If you draw out a P-V diagram for yourself you'll see what I mean. It's very important that the turbo collects the kinetic energy of the exhaust pulse wave to end up more efficient than a plain old supercharger (acting as an impulse turbine). If the exhaust manifold and turbine housing are not optimized, you have a definite loss in efficiency. The point of twin scroll appears to be faster spooling, but dividing the exhaust pulses improves its function as an impulse turbine (and also acts to scavenge exhaust gas from cylinders better), which is probably why BMW put a twin scroll on a 1.6L mini that only makes barely over 200hp.

What's more is as I said the turbine is always sitting in the exhaust stream, and the only method to relieve backpressure is to vent with the blowoff valve.
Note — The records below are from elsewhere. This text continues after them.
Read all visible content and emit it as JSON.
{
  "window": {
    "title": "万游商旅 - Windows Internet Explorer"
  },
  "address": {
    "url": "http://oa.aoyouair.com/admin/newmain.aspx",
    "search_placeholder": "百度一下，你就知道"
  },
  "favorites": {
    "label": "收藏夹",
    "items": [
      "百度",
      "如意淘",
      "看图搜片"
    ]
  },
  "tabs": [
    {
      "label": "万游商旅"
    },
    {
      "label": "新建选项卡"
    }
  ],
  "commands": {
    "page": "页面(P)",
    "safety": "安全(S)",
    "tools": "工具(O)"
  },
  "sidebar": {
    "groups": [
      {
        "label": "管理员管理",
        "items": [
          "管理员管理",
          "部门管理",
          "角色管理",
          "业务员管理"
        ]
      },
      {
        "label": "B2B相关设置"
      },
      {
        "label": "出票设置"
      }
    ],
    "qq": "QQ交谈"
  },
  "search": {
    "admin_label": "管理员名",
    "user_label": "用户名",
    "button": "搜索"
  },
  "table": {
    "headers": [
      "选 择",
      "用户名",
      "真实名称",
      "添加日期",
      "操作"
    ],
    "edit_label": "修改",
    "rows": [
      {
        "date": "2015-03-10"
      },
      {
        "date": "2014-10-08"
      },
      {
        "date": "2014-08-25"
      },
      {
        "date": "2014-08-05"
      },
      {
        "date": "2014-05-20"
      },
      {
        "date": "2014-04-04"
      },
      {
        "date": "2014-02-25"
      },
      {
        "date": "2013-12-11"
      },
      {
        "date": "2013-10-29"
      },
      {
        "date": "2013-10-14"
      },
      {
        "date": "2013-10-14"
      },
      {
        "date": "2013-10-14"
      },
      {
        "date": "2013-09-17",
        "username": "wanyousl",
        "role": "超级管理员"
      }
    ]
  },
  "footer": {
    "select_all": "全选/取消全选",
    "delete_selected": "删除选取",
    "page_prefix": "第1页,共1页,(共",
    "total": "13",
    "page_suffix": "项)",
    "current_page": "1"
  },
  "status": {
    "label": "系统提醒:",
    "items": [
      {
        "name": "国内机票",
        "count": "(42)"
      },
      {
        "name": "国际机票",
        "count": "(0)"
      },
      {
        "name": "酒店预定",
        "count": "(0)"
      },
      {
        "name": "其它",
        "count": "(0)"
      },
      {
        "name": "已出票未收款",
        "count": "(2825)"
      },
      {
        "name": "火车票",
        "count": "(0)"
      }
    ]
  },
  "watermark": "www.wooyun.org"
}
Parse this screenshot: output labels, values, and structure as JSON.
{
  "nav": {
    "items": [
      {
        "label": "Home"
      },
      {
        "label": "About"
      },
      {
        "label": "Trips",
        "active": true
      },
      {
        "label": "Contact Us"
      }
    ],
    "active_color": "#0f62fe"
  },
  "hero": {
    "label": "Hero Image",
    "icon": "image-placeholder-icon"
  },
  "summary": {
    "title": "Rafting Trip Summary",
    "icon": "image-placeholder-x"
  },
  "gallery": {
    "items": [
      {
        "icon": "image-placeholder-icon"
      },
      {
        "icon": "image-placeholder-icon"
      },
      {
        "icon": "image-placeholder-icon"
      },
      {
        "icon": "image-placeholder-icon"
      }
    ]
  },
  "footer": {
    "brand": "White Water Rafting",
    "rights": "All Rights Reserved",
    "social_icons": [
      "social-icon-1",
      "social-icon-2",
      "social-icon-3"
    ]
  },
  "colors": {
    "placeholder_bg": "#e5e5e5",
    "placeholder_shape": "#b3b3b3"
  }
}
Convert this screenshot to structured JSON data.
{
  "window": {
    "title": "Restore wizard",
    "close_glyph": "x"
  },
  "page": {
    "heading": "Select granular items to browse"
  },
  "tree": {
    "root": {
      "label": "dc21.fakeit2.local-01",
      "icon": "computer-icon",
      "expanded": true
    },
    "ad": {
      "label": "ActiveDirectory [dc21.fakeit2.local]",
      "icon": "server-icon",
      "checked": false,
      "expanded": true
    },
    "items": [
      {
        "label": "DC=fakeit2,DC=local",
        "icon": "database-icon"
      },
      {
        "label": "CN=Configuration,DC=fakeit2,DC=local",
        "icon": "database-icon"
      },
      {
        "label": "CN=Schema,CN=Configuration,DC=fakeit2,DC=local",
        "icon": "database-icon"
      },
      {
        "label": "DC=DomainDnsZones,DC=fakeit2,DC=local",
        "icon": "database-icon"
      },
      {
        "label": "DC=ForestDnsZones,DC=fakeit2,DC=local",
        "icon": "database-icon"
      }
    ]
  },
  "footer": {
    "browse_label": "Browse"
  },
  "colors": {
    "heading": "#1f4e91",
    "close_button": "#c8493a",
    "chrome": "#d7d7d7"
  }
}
However the blowoff valve itself has a large pressure drop. A supercharged engine with bypass valve or clutch simply acts like a naturally aspirated engine at low loads while the same engine with a turbocharger will always experience additional backpressure as described. I don't doubt for a moment that under heavy load a turbo is more efficient, it's just a turbo has some disadvantages a supercharger does not have, and that the advantage is not as big as people might think.